CXIX. Then, tost with diverse passions, dazed with fear,
Towards friends and town he throws an anxious glance.
No car he sees, no sister-charioteer.
Desperate of flight, nor daring to advance,
Aghast, and shuddering at the lifted lance,
He falters. Then AEneas poised at last
His spear, and hurled it, as he marked his chance.
Less loud the stone from battering engine cast,
Less loud through ether bursts the levin-bolt's dread blast.
CXX. Like a black whirlwind flew the deadly spear,
Right thro' the rim the sevenfold shield it rent
And breastplate's edge, nor stayed its onset ere
Deep in the thigh its hissing course was spent.

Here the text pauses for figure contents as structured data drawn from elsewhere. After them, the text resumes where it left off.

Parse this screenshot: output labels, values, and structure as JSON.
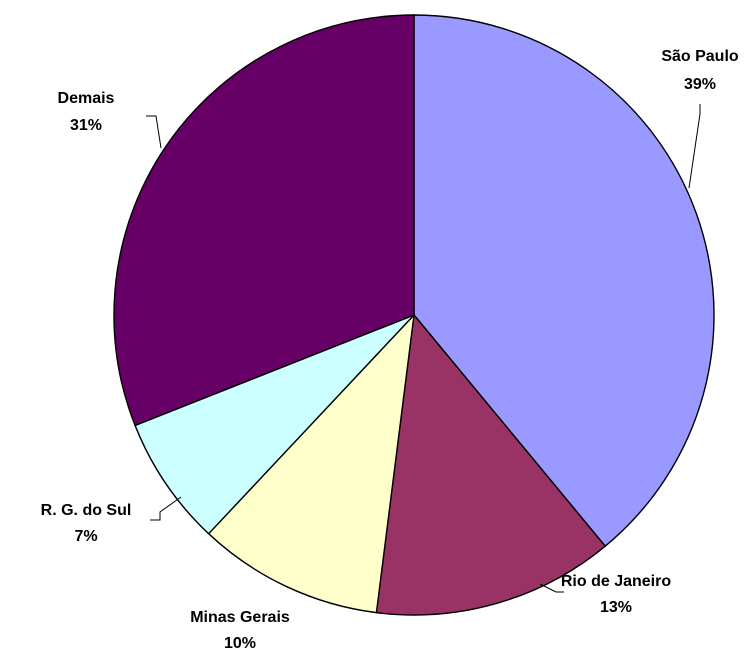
{
  "chart_data": {
    "type": "pie",
    "title": "",
    "start_angle_deg": 0,
    "direction": "clockwise",
    "slices": [
      {
        "label": "São Paulo",
        "percent_label": "39%",
        "value": 39,
        "color": "#9999FF"
      },
      {
        "label": "Rio de Janeiro",
        "percent_label": "13%",
        "value": 13,
        "color": "#993366"
      },
      {
        "label": "Minas Gerais",
        "percent_label": "10%",
        "value": 10,
        "color": "#FFFFCC"
      },
      {
        "label": "R. G. do Sul",
        "percent_label": "7%",
        "value": 7,
        "color": "#CCFFFF"
      },
      {
        "label": "Demais",
        "percent_label": "31%",
        "value": 31,
        "color": "#660066"
      }
    ],
    "legend": "none",
    "data_labels": "outside-with-leader-lines"
  }
}
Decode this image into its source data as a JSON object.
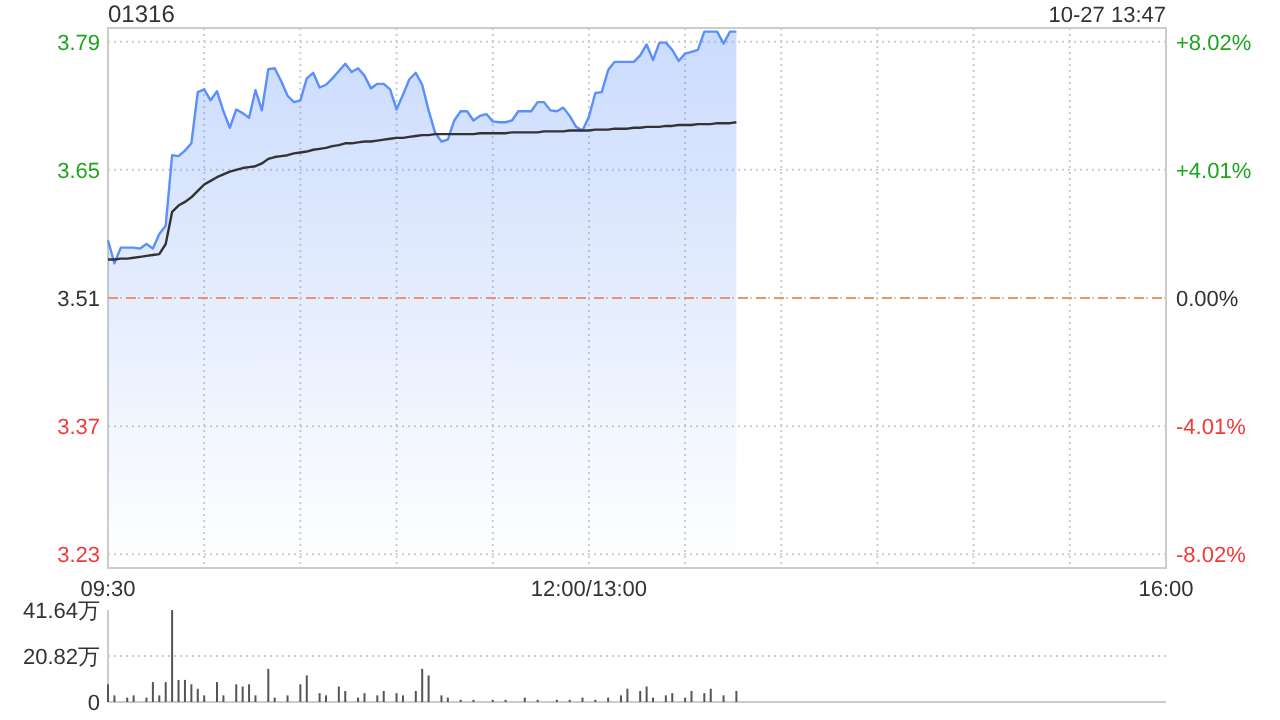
{
  "chart_data": [
    {
      "type": "line",
      "title": "01316",
      "annotations": [
        "10-27 13:47"
      ],
      "grid": true,
      "categories": [
        "09:30",
        null,
        null,
        null,
        null,
        null,
        null,
        null,
        null,
        null,
        null,
        null,
        null,
        null,
        null,
        null,
        null,
        null,
        null,
        null,
        null,
        null,
        null,
        null,
        null,
        null,
        null,
        null,
        null,
        null,
        null,
        null,
        null,
        null,
        null,
        null,
        null,
        null,
        null,
        null,
        null,
        null,
        null,
        null,
        null,
        null,
        null,
        null,
        null,
        null,
        null,
        null,
        null,
        null,
        null,
        null,
        null,
        null,
        null,
        null,
        null,
        null,
        null,
        null,
        null,
        null,
        null,
        null,
        null,
        null,
        null,
        null,
        null,
        null,
        null,
        "12:00/13:00",
        null,
        null,
        null,
        null,
        null,
        null,
        null,
        null,
        null,
        null,
        null,
        null,
        null,
        null,
        null,
        null,
        null,
        null,
        null,
        null,
        null,
        null,
        null,
        null,
        null,
        null,
        null,
        null,
        null,
        null,
        null,
        null,
        null,
        null,
        null,
        null,
        null,
        null,
        null,
        null,
        null,
        null,
        null,
        null,
        null,
        null,
        null,
        null,
        null,
        null,
        null,
        null,
        null,
        null,
        null,
        null,
        null,
        null,
        null,
        null,
        null,
        null,
        null,
        null,
        null,
        null,
        null,
        null,
        null,
        null,
        null,
        null,
        null,
        null,
        null,
        null,
        null,
        null,
        null,
        null,
        null,
        null,
        null,
        null,
        null,
        null,
        null,
        null,
        null,
        "16:00"
      ],
      "ylim": [
        3.215,
        3.805
      ],
      "yticks": [
        3.23,
        3.37,
        3.51,
        3.65,
        3.79
      ],
      "y2lim": [
        -8.45,
        8.45
      ],
      "y2ticks": [
        {
          "value": -8.02,
          "label": "-8.02%"
        },
        {
          "value": -4.01,
          "label": "-4.01%"
        },
        {
          "value": 0,
          "label": "0.00%"
        },
        {
          "value": 4.01,
          "label": "+4.01%"
        },
        {
          "value": 8.02,
          "label": "+8.02%"
        }
      ],
      "ref_lines": [
        {
          "axis": "y",
          "value": 3.51,
          "label": null,
          "color": "#e8956a",
          "line_style": "dashed"
        }
      ],
      "series": [
        {
          "type": "area",
          "color": "#5b8ff9",
          "values": [
            3.573,
            3.548,
            3.565,
            3.565,
            3.565,
            3.564,
            3.569,
            3.564,
            3.58,
            3.589,
            3.666,
            3.665,
            3.671,
            3.679,
            3.735,
            3.738,
            3.726,
            3.736,
            3.714,
            3.696,
            3.716,
            3.712,
            3.707,
            3.737,
            3.715,
            3.76,
            3.761,
            3.747,
            3.731,
            3.724,
            3.726,
            3.75,
            3.756,
            3.74,
            3.743,
            3.75,
            3.758,
            3.766,
            3.757,
            3.761,
            3.753,
            3.739,
            3.744,
            3.744,
            3.738,
            3.716,
            3.732,
            3.749,
            3.756,
            3.743,
            3.715,
            3.691,
            3.681,
            3.683,
            3.704,
            3.714,
            3.714,
            3.704,
            3.709,
            3.711,
            3.703,
            3.702,
            3.702,
            3.704,
            3.714,
            3.714,
            3.714,
            3.724,
            3.724,
            3.715,
            3.714,
            3.718,
            3.709,
            3.697,
            3.693,
            3.708,
            3.734,
            3.735,
            3.759,
            3.768,
            3.768,
            3.768,
            3.768,
            3.775,
            3.787,
            3.77,
            3.789,
            3.789,
            3.781,
            3.769,
            3.777,
            3.779,
            3.781,
            3.801,
            3.801,
            3.801,
            3.788,
            3.801,
            3.801,
            null,
            null,
            null,
            null,
            null,
            null,
            null,
            null,
            null,
            null,
            null,
            null,
            null,
            null,
            null,
            null,
            null,
            null,
            null,
            null,
            null,
            null,
            null,
            null,
            null,
            null,
            null,
            null,
            null,
            null,
            null,
            null,
            null,
            null,
            null,
            null,
            null,
            null,
            null,
            null,
            null,
            null,
            null,
            null,
            null,
            null,
            null,
            null,
            null,
            null,
            null,
            null,
            null,
            null,
            null,
            null,
            null,
            null,
            null,
            null,
            null,
            null,
            null,
            null,
            null,
            null,
            null
          ]
        },
        {
          "color": "#333333",
          "values": [
            3.552,
            3.552,
            3.553,
            3.553,
            3.554,
            3.555,
            3.556,
            3.557,
            3.558,
            3.569,
            3.604,
            3.611,
            3.615,
            3.62,
            3.627,
            3.634,
            3.638,
            3.642,
            3.645,
            3.648,
            3.65,
            3.652,
            3.653,
            3.654,
            3.657,
            3.662,
            3.664,
            3.665,
            3.666,
            3.668,
            3.669,
            3.67,
            3.672,
            3.673,
            3.674,
            3.676,
            3.677,
            3.679,
            3.679,
            3.68,
            3.681,
            3.681,
            3.682,
            3.683,
            3.684,
            3.685,
            3.685,
            3.686,
            3.687,
            3.688,
            3.688,
            3.689,
            3.689,
            3.689,
            3.689,
            3.689,
            3.689,
            3.689,
            3.69,
            3.69,
            3.69,
            3.69,
            3.69,
            3.691,
            3.691,
            3.691,
            3.691,
            3.691,
            3.692,
            3.692,
            3.692,
            3.692,
            3.693,
            3.693,
            3.693,
            3.693,
            3.694,
            3.694,
            3.694,
            3.695,
            3.695,
            3.695,
            3.696,
            3.696,
            3.697,
            3.697,
            3.697,
            3.698,
            3.698,
            3.699,
            3.699,
            3.699,
            3.7,
            3.7,
            3.7,
            3.701,
            3.701,
            3.701,
            3.702,
            null,
            null,
            null,
            null,
            null,
            null,
            null,
            null,
            null,
            null,
            null,
            null,
            null,
            null,
            null,
            null,
            null,
            null,
            null,
            null,
            null,
            null,
            null,
            null,
            null,
            null,
            null,
            null,
            null,
            null,
            null,
            null,
            null,
            null,
            null,
            null,
            null,
            null,
            null,
            null,
            null,
            null,
            null,
            null,
            null,
            null,
            null,
            null,
            null,
            null,
            null,
            null,
            null,
            null,
            null,
            null,
            null,
            null,
            null,
            null,
            null,
            null,
            null,
            null,
            null,
            null,
            null
          ]
        }
      ]
    },
    {
      "type": "bar",
      "grid": "y",
      "tick_labels": "y",
      "categories": [
        null,
        null,
        null,
        null,
        null,
        null,
        null,
        null,
        null,
        null,
        null,
        null,
        null,
        null,
        null,
        null,
        null,
        null,
        null,
        null,
        null,
        null,
        null,
        null,
        null,
        null,
        null,
        null,
        null,
        null,
        null,
        null,
        null,
        null,
        null,
        null,
        null,
        null,
        null,
        null,
        null,
        null,
        null,
        null,
        null,
        null,
        null,
        null,
        null,
        null,
        null,
        null,
        null,
        null,
        null,
        null,
        null,
        null,
        null,
        null,
        null,
        null,
        null,
        null,
        null,
        null,
        null,
        null,
        null,
        null,
        null,
        null,
        null,
        null,
        null,
        null,
        null,
        null,
        null,
        null,
        null,
        null,
        null,
        null,
        null,
        null,
        null,
        null,
        null,
        null,
        null,
        null,
        null,
        null,
        null,
        null,
        null,
        null,
        null,
        null,
        null,
        null,
        null,
        null,
        null,
        null,
        null,
        null,
        null,
        null,
        null,
        null,
        null,
        null,
        null,
        null,
        null,
        null,
        null,
        null,
        null,
        null,
        null,
        null,
        null,
        null,
        null,
        null,
        null,
        null,
        null,
        null,
        null,
        null,
        null,
        null,
        null,
        null,
        null,
        null,
        null,
        null,
        null,
        null,
        null,
        null,
        null,
        null,
        null,
        null,
        null,
        null,
        null,
        null,
        null,
        null,
        null,
        null,
        null,
        null,
        null,
        null,
        null,
        null,
        null,
        null
      ],
      "ylim": [
        0,
        41.64
      ],
      "yticks": [
        0,
        {
          "value": 20.82,
          "label": "20.82万"
        },
        {
          "value": 41.64,
          "label": "41.64万"
        }
      ],
      "series": [
        {
          "color": "#555555",
          "values": [
            8,
            3,
            null,
            2,
            3,
            null,
            2,
            9,
            3,
            9,
            41.6,
            10,
            10,
            8,
            6,
            3,
            null,
            9,
            3,
            null,
            8,
            7,
            8,
            3,
            null,
            15,
            2,
            null,
            3,
            null,
            8,
            12,
            null,
            4,
            3,
            null,
            7,
            5,
            null,
            2,
            4,
            null,
            3,
            5,
            null,
            4,
            3,
            null,
            5,
            15,
            12,
            null,
            3,
            2,
            null,
            1,
            null,
            1,
            null,
            null,
            1,
            null,
            1,
            null,
            null,
            2,
            null,
            1,
            null,
            null,
            1,
            null,
            1,
            null,
            2,
            null,
            1,
            null,
            2,
            null,
            3,
            6,
            null,
            5,
            7,
            2,
            null,
            3,
            4,
            null,
            2,
            5,
            null,
            4,
            6,
            null,
            3,
            null,
            5,
            null,
            null,
            null,
            null,
            null,
            null,
            null,
            null,
            null,
            null,
            null,
            null,
            null,
            null,
            null,
            null,
            null,
            null,
            null,
            null,
            null,
            null,
            null,
            null,
            null,
            null,
            null,
            null,
            null,
            null,
            null,
            null,
            null,
            null,
            null,
            null,
            null,
            null,
            null,
            null,
            null,
            null,
            null,
            null,
            null,
            null,
            null,
            null,
            null,
            null,
            null,
            null,
            null,
            null,
            null,
            null,
            null,
            null,
            null,
            null,
            null,
            null,
            null,
            null,
            null,
            null,
            null
          ]
        }
      ]
    }
  ]
}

Down on the earth, his knees beneath him bent,
Great Turnus sank: Rutulia's host around
Sprang up with wailing and with wild lament:
From neighbouring hills their piercing cries rebound,
And every wooded steep re-echoes to the sound.
CXXI. Then, looking up, his pleading hands he rears:
"Death I deserve, nor death would I delay.

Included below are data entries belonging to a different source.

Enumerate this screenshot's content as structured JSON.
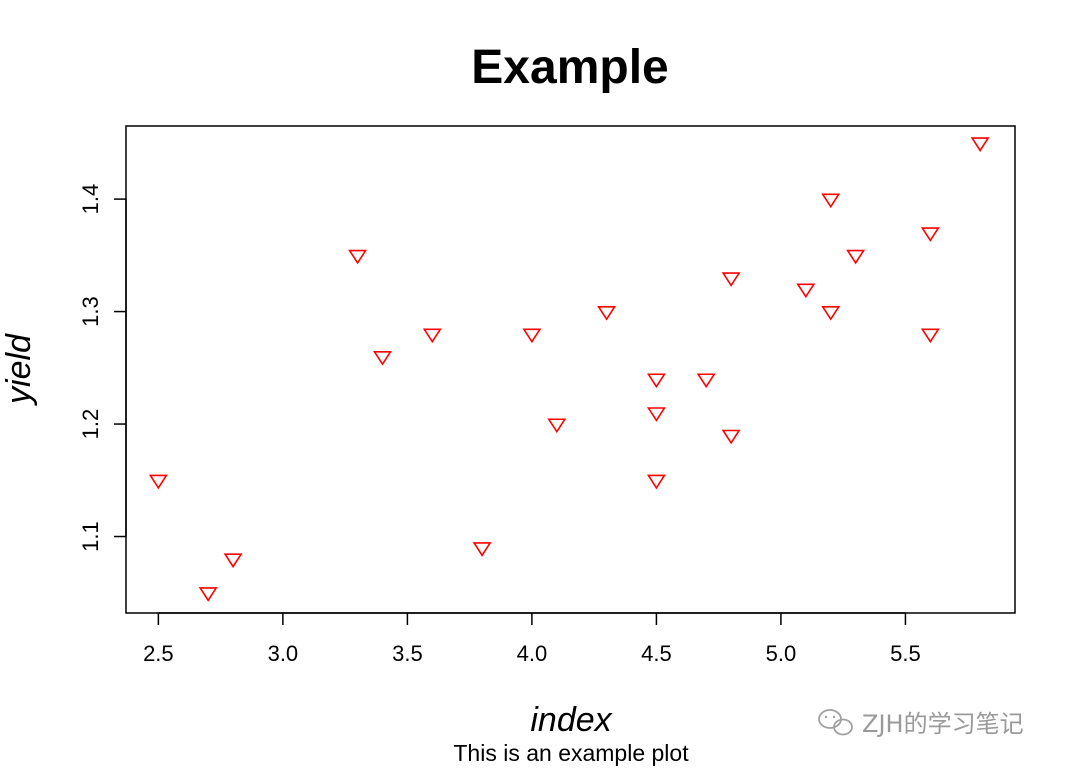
{
  "chart_data": {
    "type": "scatter",
    "title": "Example",
    "subtitle": "This is an example plot",
    "xlabel": "index",
    "ylabel": "yield",
    "xlim": [
      2.37,
      5.94
    ],
    "ylim": [
      1.032,
      1.465
    ],
    "xticks": [
      2.5,
      3.0,
      3.5,
      4.0,
      4.5,
      5.0,
      5.5
    ],
    "yticks": [
      1.1,
      1.2,
      1.3,
      1.4
    ],
    "xtick_labels": [
      "2.5",
      "3.0",
      "3.5",
      "4.0",
      "4.5",
      "5.0",
      "5.5"
    ],
    "ytick_labels": [
      "1.1",
      "1.2",
      "1.3",
      "1.4"
    ],
    "grid": false,
    "marker": "triangle-down",
    "marker_color": "#ff0000",
    "points": [
      {
        "x": 2.5,
        "y": 1.15
      },
      {
        "x": 2.7,
        "y": 1.05
      },
      {
        "x": 2.8,
        "y": 1.08
      },
      {
        "x": 3.3,
        "y": 1.35
      },
      {
        "x": 3.4,
        "y": 1.26
      },
      {
        "x": 3.6,
        "y": 1.28
      },
      {
        "x": 3.8,
        "y": 1.09
      },
      {
        "x": 4.0,
        "y": 1.28
      },
      {
        "x": 4.1,
        "y": 1.2
      },
      {
        "x": 4.3,
        "y": 1.3
      },
      {
        "x": 4.5,
        "y": 1.24
      },
      {
        "x": 4.5,
        "y": 1.21
      },
      {
        "x": 4.5,
        "y": 1.15
      },
      {
        "x": 4.7,
        "y": 1.24
      },
      {
        "x": 4.8,
        "y": 1.33
      },
      {
        "x": 4.8,
        "y": 1.19
      },
      {
        "x": 5.1,
        "y": 1.32
      },
      {
        "x": 5.2,
        "y": 1.4
      },
      {
        "x": 5.2,
        "y": 1.3
      },
      {
        "x": 5.3,
        "y": 1.35
      },
      {
        "x": 5.6,
        "y": 1.37
      },
      {
        "x": 5.6,
        "y": 1.28
      },
      {
        "x": 5.8,
        "y": 1.45
      }
    ]
  },
  "watermark": {
    "text": "ZJH的学习笔记",
    "icon": "wechat-icon"
  }
}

Use, then, thy fortune. If a father's tears
Move thee, for old Anchises' sake, I pray,
Pity old Daunus. Me, or else my clay,
If so thou wilt, to home and kin restore.
Thine is the victory. Latium's land to-day
Hath seen her prince the victor's grace implore.
Lavinia now is thine; the bitter feud give o'er."
CXXII. Wrathful in arms, with rolling eyeballs, stood
AEneas, and his lifted arm withdrew;
And more and more now melts his wavering mood,
When lo, on Turnus' shoulder--known too true--
The luckless sword-belt flashed upon his view;
And bright with gold studs shone the glittering prey,
Which ruthless Turnus, when the youth he slew,
Stripped from the lifeless Pallas, as he lay,
And on his shoulders wore, in token of the day.
CXXIII. Then terribly AEneas' wrath upboils,
His fierce eyes fixt upon the sign of woe.